My name is Candice Harris and I was diagnosed with Multiple Sclerosis back in 1976 ( I was 29). It was hard back then for the medical field to diagnose me or anyone of this disease. It all started with a limp, tingling and burning in my right leg and I was extremly exhausted all the time.

One of my first inaccurate diagnoses after numerous tests, including a horrific Myelogram, was a rare disease called Olivopontocerebellar Degeneration, which I was told was a death sentence, one year maximum. I decided to get a second opinion, so I chose to write Southwestern Medical School and received a letter from the Professor of Neurology that he wanted to see me as soon as possible. As I limped into his office he told me he was sure by my gait that this wasn’t what I had, so therefore I was admitted into the hospital and had more tests, and eventually diagnosed with slow progressive M. S., which then they said I had seven years.

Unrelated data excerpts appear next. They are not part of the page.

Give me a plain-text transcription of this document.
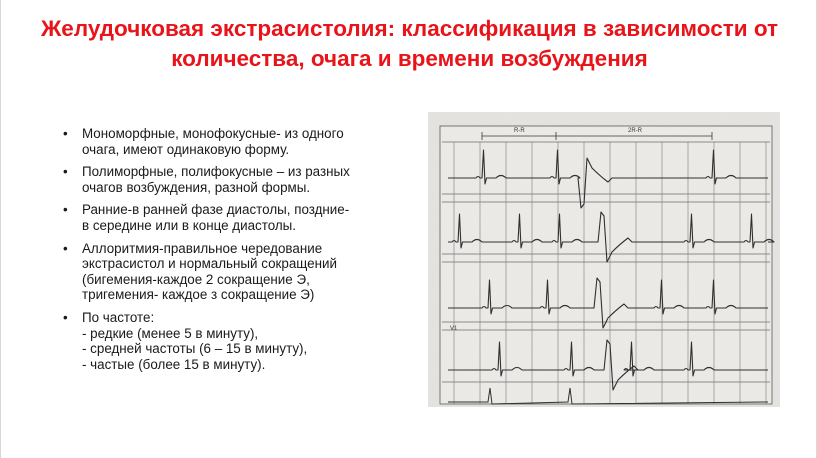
Желудочковая экстрасистолия: классификация в зависимости от
количества, очага и времени возбуждения
• Мономорфные, монофокусные- из одного
очага, имеют одинаковую форму.
• Полиморфные, полифокусные – из разных
очагов возбуждения, разной формы.
• Ранние-в ранней фазе диастолы, поздние-
в середине или в конце диастолы.
• Аллоритмия-правильное чередование
экстрасистол и нормальный сокращений
(бигемения-каждое 2 сокращение Э,
тригемения- каждое з сокращение Э)
• По частоте:
- редкие (менее 5 в минуту),
- средней частоты (6 – 15 в минуту),
- частые (более 15 в минуту).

I remember leaving the hospital with my husband and thinking well now what! I had two different diagnoses. We had three young children and I was determined now to get yet another doctor’s opinion, so I boarded an airplane and headed for the Mayo Clinic for which I had a two weeks stay with more testing. The diagnosis was MS.

Moving forward now it’s almost 2013. I am almost 66 years old and still going. I am a paraplegic now. My marriage ended after 32 years. Our children are grown and after a brief stay in a nursing home, I am now living in my own apartment with a nurse that comes twice a month and an aide that comes daily to help with cleaning and cooking.

Treatment has not been successful for me. I participated in a pheresis program in the early 1980s – a machine took blood from one artery in my arm, filtered white cells and pumped it back into an artery in my other arm. They processed all my blood three times with each visit. I quit after nine months due to the fact my white cells were produced faster than they could filter them. I was on Betaseron (Interferon) shots every other day for twelve years in the 1990s, and stopped when I decided it wasn’t helping. Due to side effects, I am a little gun shy of drugs. Currently, I only take Warfarin for blood clots, and vitamin D and B12 shots.

MS has effected my health in ways I could not imagine. I lost my bladder and had a urostomy, a colostomy, and due to frequent trips to the hospital over the years, I’ve been exposed to MRSA. I have had a Smart Port put in because my veins are shot. I have had several blood clots, requiring surgery to have a vena cava filter implanted. And countless broken bones, including my back after a careless airline employee transferred me to my seat too roughly.

My complaints today include exhaustion, back pain and occasionally nausea and dizziness. I take pride that I far outlived the seven-year outlook I was originally given. I am blessed. Life with MS is alright if you don’t let it beat you.